しかし(あくまでも自分の場合は)、うまくいきませんでした。
その理由を考えると、以下の3つが思い当たります。

  1. 文章が冗長になる
  2. 脳に負担を感じる
  3. 執筆のリズムをうまく取れない

1. 文章が冗長になる

音声入力をやってみて思ったのは、「話し言葉は書き言葉とは異なる」です。
その一番の違いは、言葉の数です。

話し言葉をそのまま文字にすると、同じ内容でも書き言葉より言葉数が多くなります。
多くなるだけでなく、何度も同じ話をしたり、結論にいつまでもたどり着かなかったりと、要点がわかりにくいです。
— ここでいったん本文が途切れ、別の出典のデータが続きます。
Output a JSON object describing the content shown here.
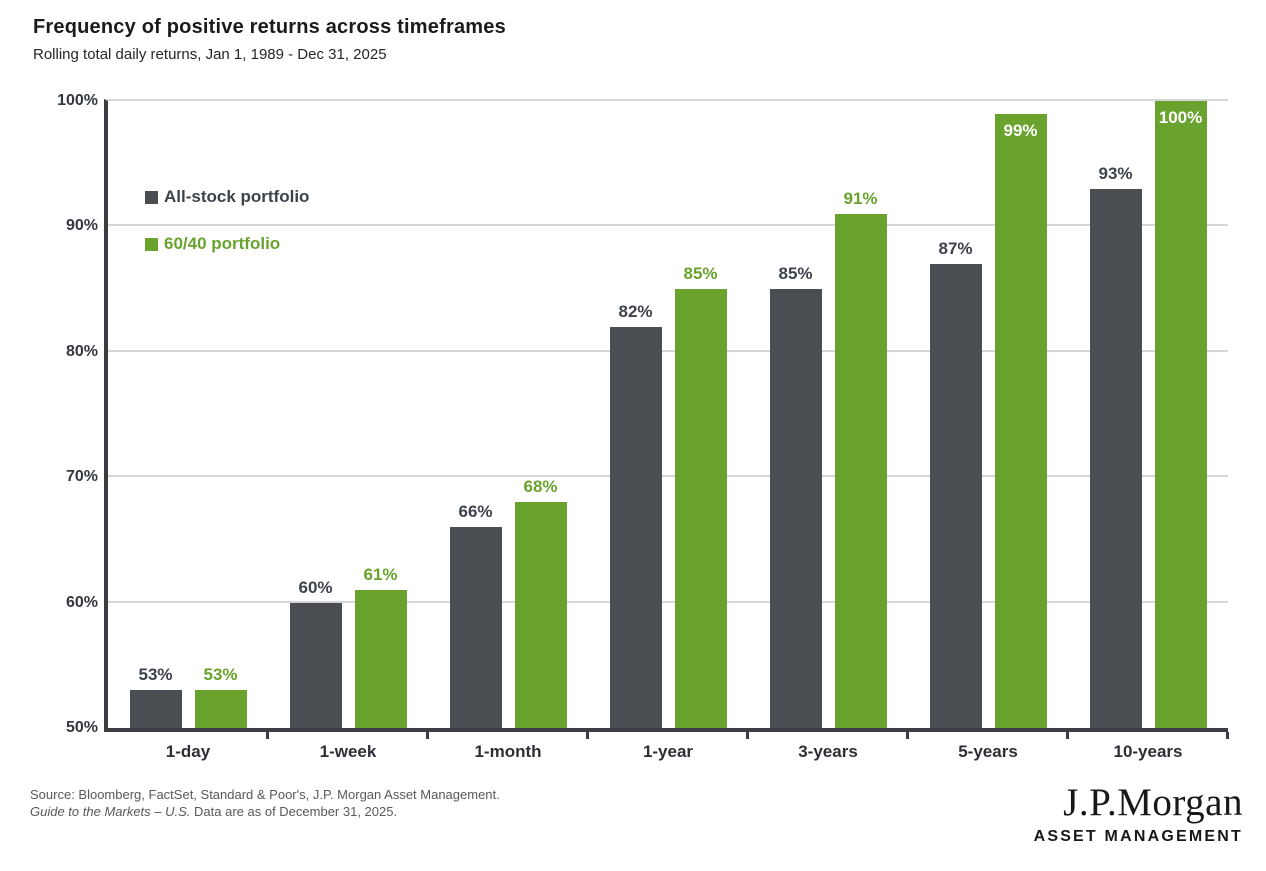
{
  "header": {
    "title": "Frequency of positive returns across timeframes",
    "subtitle": "Rolling total daily returns, Jan 1, 1989 - Dec 31, 2025"
  },
  "colors": {
    "all_stock_bar": "#4a4e53",
    "all_stock_label": "#3d424d",
    "green_bar": "#69a22c",
    "green_label": "#69a22c",
    "axis": "#3a3d42",
    "gridline": "#d6d6d6"
  },
  "chart_data": {
    "type": "bar",
    "title": "Frequency of positive returns across timeframes",
    "subtitle": "Rolling total daily returns, Jan 1, 1989 - Dec 31, 2025",
    "categories": [
      "1-day",
      "1-week",
      "1-month",
      "1-year",
      "3-years",
      "5-years",
      "10-years"
    ],
    "series": [
      {
        "name": "All-stock portfolio",
        "color": "#4a4e53",
        "label_color": "#3d424d",
        "values": [
          53,
          60,
          66,
          82,
          85,
          87,
          93
        ]
      },
      {
        "name": "60/40 portfolio",
        "color": "#69a22c",
        "label_color": "#69a22c",
        "values": [
          53,
          61,
          68,
          85,
          91,
          99,
          100
        ]
      }
    ],
    "value_suffix": "%",
    "ylim": [
      50,
      100
    ],
    "yticks": [
      50,
      60,
      70,
      80,
      90,
      100
    ],
    "ytick_suffix": "%",
    "grid": "horizontal",
    "legend_position": "inside-top-left",
    "inside_label_min": 99
  },
  "legend": {
    "items": [
      {
        "label": "All-stock portfolio",
        "color": "#4a4e53",
        "text_color": "#3d424d"
      },
      {
        "label": "60/40 portfolio",
        "color": "#69a22c",
        "text_color": "#69a22c"
      }
    ]
  },
  "footer": {
    "source_line1": "Source: Bloomberg, FactSet, Standard & Poor's, J.P. Morgan Asset Management.",
    "source_line2_italic": "Guide to the Markets – U.S.",
    "source_line2_rest": " Data are as of December 31, 2025.",
    "logo_name": "J.P.Morgan",
    "logo_sub": "ASSET MANAGEMENT"
  }
}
考えてみると、話をするときには相手が理解できているか確認しつつ、言葉を足していきます。
書き言葉は読み返し可能なため簡潔に表現できても、話し言葉は流れてしまうので、どうしても反復が多くなるんですね。
そのためなのか音声入力で文章を書くと、回りくどくまどろっこしい文章になります。

「語りおろし」は内容が薄く感じる

書籍には、「語りおろし」というジャンルがあります。
著者が話した内容を元に、ライターさんが文章化して一冊の本にする形式です。
そういった「語りおろし」の書籍を読むと、同じように「文章の長さに対して、内容が薄い」感じることがあります。
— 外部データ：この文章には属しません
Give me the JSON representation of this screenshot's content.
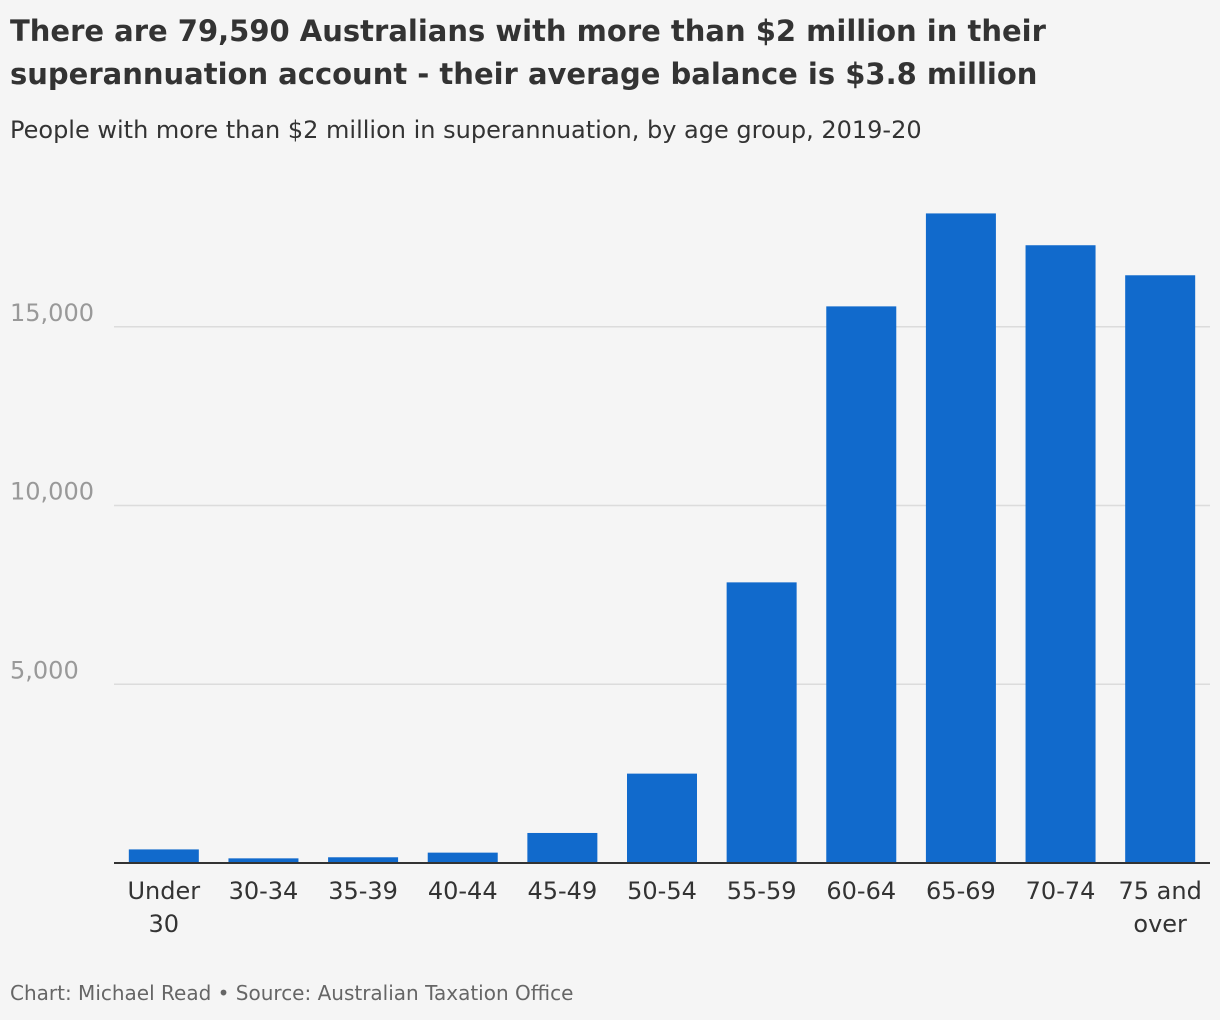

語りおろしと音声入力とは別の話ですが、「話し言葉で文章を作ると冗長になる」という点では似ているのかなと。
単にぼくの音声入力の能力不足かもしれませんが、音声入力では簡潔で要点をついた文章が書けない印象を持ちました。

2. 脳に負担を感じる

キーボードで文章を書くと、思考を一旦指の運動に伝達し、そこからディスプレイへ出力する手間が生じます。
この指の運動のワンクッションが、思考にとってちょうどよい時間に思えます。
キーボードで文字入力すると、タイピングのスピードと同時によどみなく考えが出てきます。
その理由のひとつは、キーボードという道具を介して、ある程度の時間を挟みながら執筆しているからだと思えるのです。
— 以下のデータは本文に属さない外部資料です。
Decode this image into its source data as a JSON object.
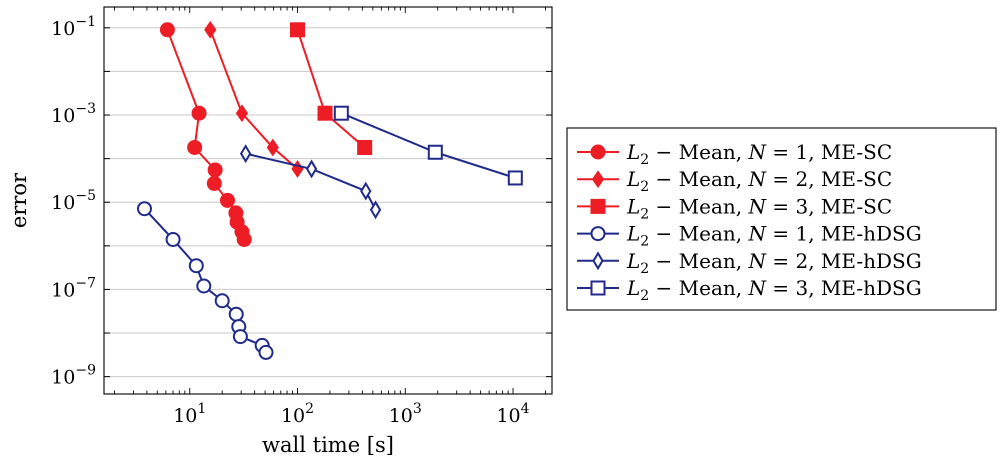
{
  "chart_data": {
    "type": "scatter",
    "title": "",
    "xlabel": "wall time [s]",
    "ylabel": "error",
    "xscale": "log",
    "yscale": "log",
    "xlim": [
      1.6,
      23000
    ],
    "ylim": [
      4e-10,
      0.3
    ],
    "xticks": [
      {
        "value": 10,
        "base": "10",
        "exp": "1"
      },
      {
        "value": 100,
        "base": "10",
        "exp": "2"
      },
      {
        "value": 1000,
        "base": "10",
        "exp": "3"
      },
      {
        "value": 10000,
        "base": "10",
        "exp": "4"
      }
    ],
    "yticks": [
      {
        "value": 0.1,
        "base": "10",
        "exp": "−1"
      },
      {
        "value": 0.001,
        "base": "10",
        "exp": "−3"
      },
      {
        "value": 1e-05,
        "base": "10",
        "exp": "−5"
      },
      {
        "value": 1e-07,
        "base": "10",
        "exp": "−7"
      },
      {
        "value": 1e-09,
        "base": "10",
        "exp": "−9"
      }
    ],
    "grid": "major-y",
    "legend_position": "outside-right",
    "colors": {
      "red": "#ee1c25",
      "blue": "#1f2a8a"
    },
    "series": [
      {
        "name": "L2 − Mean,  N = 1,  ME-SC",
        "color": "#ee1c25",
        "marker": "circle",
        "filled": true,
        "x": [
          6.2,
          12.2,
          11.1,
          17.2,
          16.9,
          22.4,
          26.8,
          27.5,
          30.5,
          32.0
        ],
        "y": [
          0.09,
          0.0011,
          0.00018,
          5.5e-05,
          2.7e-05,
          1.1e-05,
          5.7e-06,
          3.5e-06,
          2.1e-06,
          1.4e-06
        ]
      },
      {
        "name": "L2 − Mean,  N = 2,  ME-SC",
        "color": "#ee1c25",
        "marker": "diamond",
        "filled": true,
        "x": [
          15.5,
          30.5,
          59.0,
          100
        ],
        "y": [
          0.09,
          0.0011,
          0.00018,
          5.8e-05
        ]
      },
      {
        "name": "L2 − Mean,  N = 3,  ME-SC",
        "color": "#ee1c25",
        "marker": "square",
        "filled": true,
        "x": [
          100,
          180,
          420
        ],
        "y": [
          0.09,
          0.0011,
          0.00018
        ]
      },
      {
        "name": "L2 − Mean,  N = 1, ME-hDSG",
        "color": "#1f2a8a",
        "marker": "circle",
        "filled": false,
        "x": [
          3.8,
          7.0,
          11.5,
          13.5,
          20.0,
          27.0,
          28.5,
          29.5,
          47.0,
          51.0
        ],
        "y": [
          7.1e-06,
          1.4e-06,
          3.5e-07,
          1.2e-07,
          5.5e-08,
          2.7e-08,
          1.4e-08,
          8.3e-09,
          5.2e-09,
          3.6e-09
        ]
      },
      {
        "name": "L2 − Mean,  N = 2, ME-hDSG",
        "color": "#1f2a8a",
        "marker": "diamond",
        "filled": false,
        "x": [
          33.0,
          135,
          430,
          530
        ],
        "y": [
          0.00013,
          5.8e-05,
          1.8e-05,
          6.7e-06
        ]
      },
      {
        "name": "L2 − Mean,  N = 3, ME-hDSG",
        "color": "#1f2a8a",
        "marker": "square",
        "filled": false,
        "x": [
          255,
          1900,
          10500
        ],
        "y": [
          0.0011,
          0.00014,
          3.6e-05
        ]
      }
    ],
    "legend": [
      {
        "italic_var": "L",
        "sub": "2",
        "mid": " − Mean,  ",
        "n_var": "N",
        "n_val": " = 1,  ME-SC"
      },
      {
        "italic_var": "L",
        "sub": "2",
        "mid": " − Mean,  ",
        "n_var": "N",
        "n_val": " = 2,  ME-SC"
      },
      {
        "italic_var": "L",
        "sub": "2",
        "mid": " − Mean,  ",
        "n_var": "N",
        "n_val": " = 3,  ME-SC"
      },
      {
        "italic_var": "L",
        "sub": "2",
        "mid": " − Mean,  ",
        "n_var": "N",
        "n_val": " = 1, ME-hDSG"
      },
      {
        "italic_var": "L",
        "sub": "2",
        "mid": " − Mean,  ",
        "n_var": "N",
        "n_val": " = 2, ME-hDSG"
      },
      {
        "italic_var": "L",
        "sub": "2",
        "mid": " − Mean,  ",
        "n_var": "N",
        "n_val": " = 3, ME-hDSG"
      }
    ]
  }
}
これが音声入力だと、どうも文字化するのが速すぎるようです。
口頭で次々と文字化するのは良いのだけど、文の前後がうまくつながっていないように感じます。
思い浮かんだことをどんどん話すため、文章が今ひとつ連綿としないんですね。

そうならないよう頭の中で前後の文章とつなげながら話すため、キーボードで文字入力するよりも、脳に余計な負担が掛かっているように思えます。
平たく言うと、キーボードで文章を書くより音声入力だと脳に疲労感があります。

3. 執筆のリズムをうまく取れない

キーボードで指を動かしていると、リズムが生まれてきます。
楽器を指で鳴らしているのと、同じような感覚かもしれません。
このリズムが執筆に良い影響を与え、文章にもリズムを生み出しているように思えます。

音声入力だとこの指の運動がなくなるため、リズムがとれません。
その結果、文章が読みづらくなり、また執筆の楽しさも薄れてしまいます。

まとめ

以上のように(しつこいですがあくまでも個人的な感覚として)、音声入力で長文を書けない理由を書いてみました。
これらの理由は執筆のクオリティや、文章を書くことの楽しさに直結します。

もちろん自分の修練が足りないだけで、音声入力での執筆に慣れれば解消されるのかもしれません。
ただあくまで現状では、やはりキーボードが好きだし、カチャカチャとキーを鳴らしながら文章を書く行為もまた好きです。
とりあえず今のところは、キーボードでの執筆を続けていこうかなと思っています。